Elazığ Arı Üreticileri Birliği Başkanı Fırat Canbay da, tahlillerin labaratuar ortamında yapılması gerektiğini belirterek, "Tüm tahlillerin laboratuar ortamında yapılması lazım. Ama maalesef bölgemizde böyle ciddi bir çalışma yapılmamakta, bunun sonucunda da bölgemizdeki arıcılar yavaş, yavaş işi bırakma eyilimine girmekteler. Genelde kırsalda arıcılık yapıldığı için, arıda bir farklılık gözlemlediği zaman nereye müracaat edeceğini bilmiyor. Tarım teşkilatı da maalesef bu konuda duyarlı değil. Tarım teşkilatının bölgedeki arıcıları ziyaret edip teknik olarak desteklemesi, aynı zamanda mevcut bir sıkıntı durumunda da oradan numune alıp, numuneyi laboratuara götürüp, sonucu üreticiye bildirmesi gerekiyor.
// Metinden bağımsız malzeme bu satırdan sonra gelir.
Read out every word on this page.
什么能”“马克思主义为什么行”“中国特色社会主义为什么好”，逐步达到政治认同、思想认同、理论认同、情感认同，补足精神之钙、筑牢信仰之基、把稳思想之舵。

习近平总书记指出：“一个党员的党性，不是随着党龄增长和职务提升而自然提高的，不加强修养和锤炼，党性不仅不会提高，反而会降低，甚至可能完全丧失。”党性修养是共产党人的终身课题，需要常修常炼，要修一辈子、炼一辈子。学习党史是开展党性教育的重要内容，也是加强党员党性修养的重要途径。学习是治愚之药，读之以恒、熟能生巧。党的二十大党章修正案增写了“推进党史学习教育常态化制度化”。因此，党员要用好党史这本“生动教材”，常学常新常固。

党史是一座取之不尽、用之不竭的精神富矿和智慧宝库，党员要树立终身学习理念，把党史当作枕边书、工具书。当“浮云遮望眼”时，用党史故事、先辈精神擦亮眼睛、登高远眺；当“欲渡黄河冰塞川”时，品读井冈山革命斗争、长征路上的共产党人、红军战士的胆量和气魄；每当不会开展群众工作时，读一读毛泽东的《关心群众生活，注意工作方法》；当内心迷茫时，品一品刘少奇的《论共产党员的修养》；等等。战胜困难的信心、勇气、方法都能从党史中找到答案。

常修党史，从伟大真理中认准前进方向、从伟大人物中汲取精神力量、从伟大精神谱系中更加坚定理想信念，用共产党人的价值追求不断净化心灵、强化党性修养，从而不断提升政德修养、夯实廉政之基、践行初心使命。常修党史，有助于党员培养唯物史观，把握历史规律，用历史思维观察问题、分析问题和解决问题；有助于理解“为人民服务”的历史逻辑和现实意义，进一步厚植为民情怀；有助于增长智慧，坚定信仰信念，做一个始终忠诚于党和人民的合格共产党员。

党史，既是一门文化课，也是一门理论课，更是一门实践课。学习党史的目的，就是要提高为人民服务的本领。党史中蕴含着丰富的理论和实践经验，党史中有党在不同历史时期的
Bu yapılmayınca üretici numuneyi kendisi alıyor, ne kadar doğru alabilirse laboratuara kendisi götürüyor. Tarım teşkilatının teknik personellerinin bu bölgelerde arıcılardan almış olduğu numuneleri laboratuara ulaştırmaları lazım. Buradaki sonuçları da değerlendirip arıcıya ulaştırması gerekiyor. Aynı zamanda arıcıya ulaştırdığı sonucu da bakanlığa ulaştırması gerekiyor. Ama maalesef afaki sonuçlar var. Daha önceki dönemlerde bölgemizde en yakın Bingöl'de arıcılık araştırma enstitüsü vardı, ne yazık ki onlar da aldırdı. Bölgemizde böyle bir enstitü, bir kurum, kuruluş söz konusu değil. Hal böyle olunca da tarım teşkilatı, iş yoğunluğu diyelim, teknik personel yetersizliği diyelim, bundan kaynaklı arıcılarla çok hasbihal olunmamakta. Böyle de olunca arıcı kendi çözümünü kendisi üretiyor. Bu da teknik olmadığı için, koloni kayıplarına neden olmaktadır. Bizim beklentimiz, ivedi bir şekilde bu bölgede bir arıcılık araştırma enstitüsünün kurulması, bu kurumun, arı ölümleri ile ilgili, arcılığın gelişmesi için çalışma yapması ve bu anlamda da bakanlığı harekete geçirmesi gerekmektedir" diye konuştu.